A ação foi proposta ao final do ano de 2019 pelo Partido Socialista Brasileiro (PSB), e conduzida em conjunto com uma série de movimentos negros, de mães e familiares de vítimas da violência policial, de favelas, além de organizações da sociedade civil. Inicialmente inspirada na ação civil pública da Maré, proposta pela Defensoria Pública do Rio de Janeiro para a adoção de protocolos que visassem a redução da letalidade policial durante as operações, a ADPF das Favelas mira a adoção de medidas estruturais que possam frear e reverter políticas de segurança pública historicamente pautadas no racismo e na violência contra territórios negros e favelados. 

O julgamento será iniciado com a leitura do relatório do ministro Edson Fachin, que levará ao plenário o histórico do processo, seguida das sustentações orais das partes envolvidas. A votação, no entanto, será agendada para uma data posterior. Uma das particularidades desta ação é o fato de ser a primeira a ter movimentos sociais entre os amici curiae, fato inédito na história do judiciário brasileiro. 

Principais pontos da ADPF das Favelas

A ADPF 635 aborda uma das questões mais alarmantes do Brasil: o alto índice de mortes em operações policiais nas favelas e periferias da cidade  do Rio de Janeiro. A violência, impulsionada pela chamada “Guerra às Drogas”, tem deixado um rastro de mortes, dor e insegurança, afetando diretamente as populações mais vulneráveis dessas regiões.

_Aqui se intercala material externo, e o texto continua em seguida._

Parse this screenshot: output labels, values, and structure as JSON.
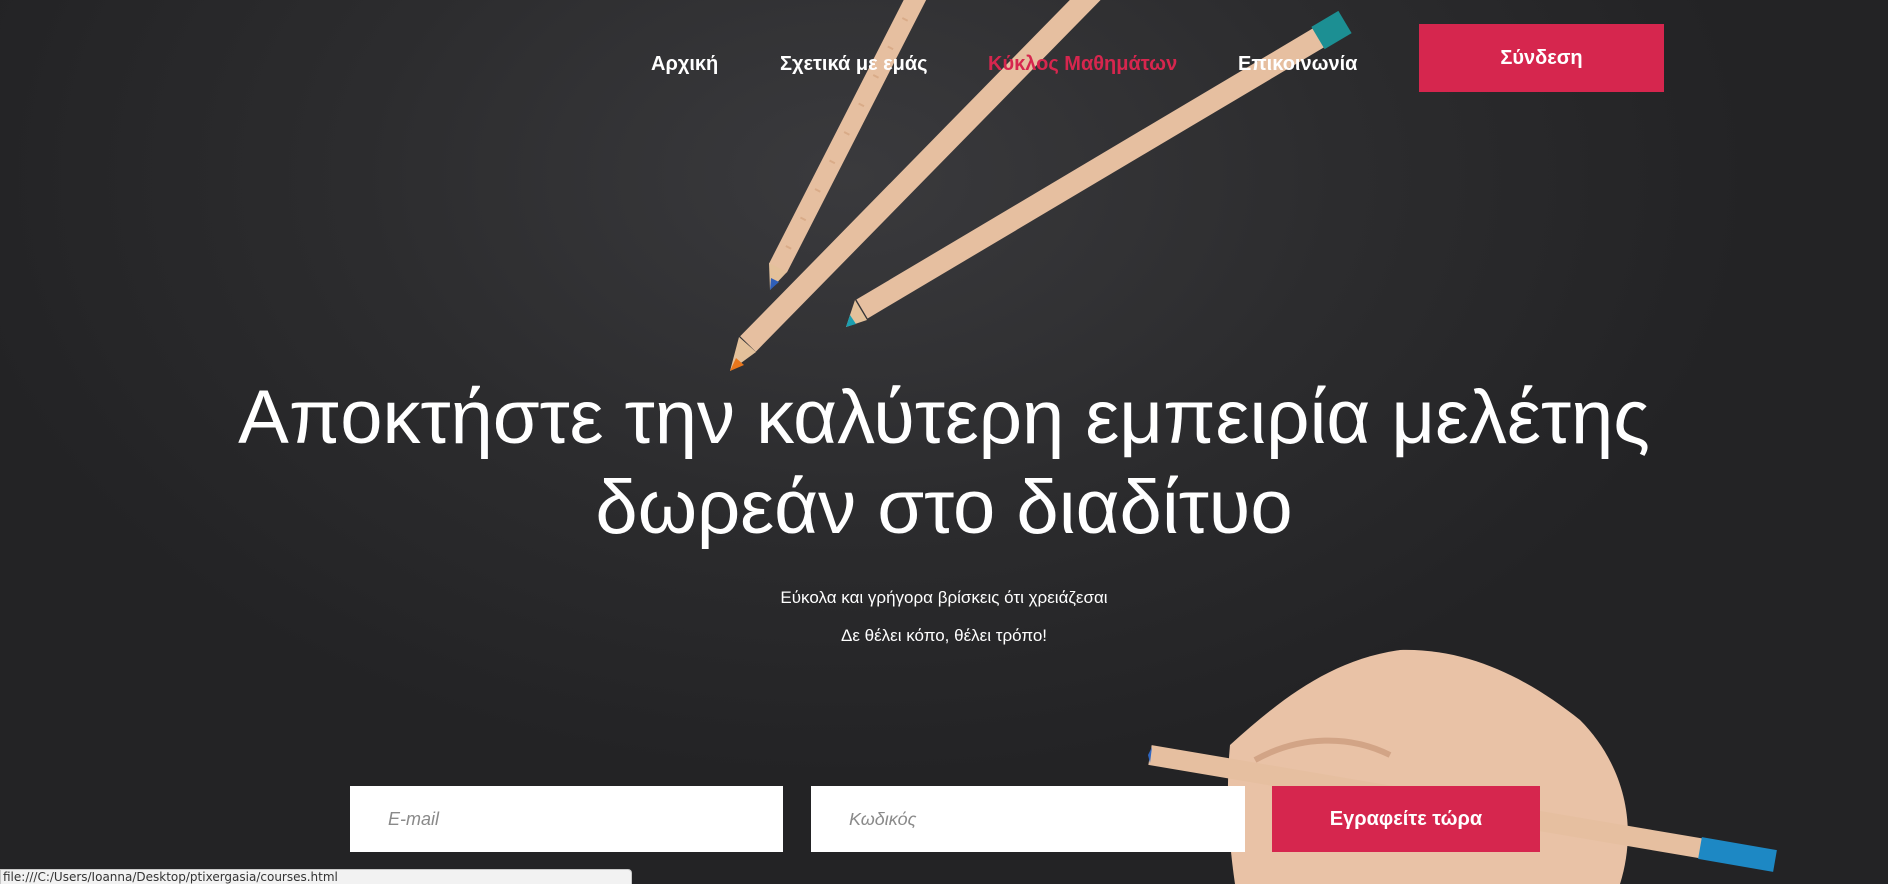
{
  "nav": {
    "items": [
      {
        "label": "Αρχική",
        "active": false
      },
      {
        "label": "Σχετικά με εμάς",
        "active": false
      },
      {
        "label": "Κύκλος Μαθημάτων",
        "active": true
      },
      {
        "label": "Επικοινωνία",
        "active": false
      }
    ],
    "login_label": "Σύνδεση"
  },
  "hero": {
    "headline_line1": "Αποκτήστε την καλύτερη εμπειρία μελέτης",
    "headline_line2": "δωρεάν στο διαδίτυο",
    "subtitle_line1": "Εύκολα και γρήγορα βρίσκεις ότι χρειάζεσαι",
    "subtitle_line2": "Δε θέλει κόπο, θέλει τρόπο!"
  },
  "signup_form": {
    "email_placeholder": "E-mail",
    "password_placeholder": "Κωδικός",
    "submit_label": "Εγραφείτε τώρα"
  },
  "status_bar": {
    "url": "file:///C:/Users/Ioanna/Desktop/ptixergasia/courses.html"
  },
  "colors": {
    "accent": "#d6264e",
    "background": "#2b2b2d",
    "text": "#ffffff"
  }
}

Dentre os pedidos formulados na ADPF 635 e, deferido de forma unânime pelo STF no ano de 2022, encontra-se a elaboração e implementação, por parte do Estado, de um efetivo Plano de Redução da Letalidade Policial. Tal pedido possui lastro evidente na sentença da Corte Interamericana de Direitos Humanos no caso Favela Nova Brasília vs. Brasil, a qual condenou o Estado Brasileiro à elaboração do referido plano. 

O que pode ser decidido neste julgamento?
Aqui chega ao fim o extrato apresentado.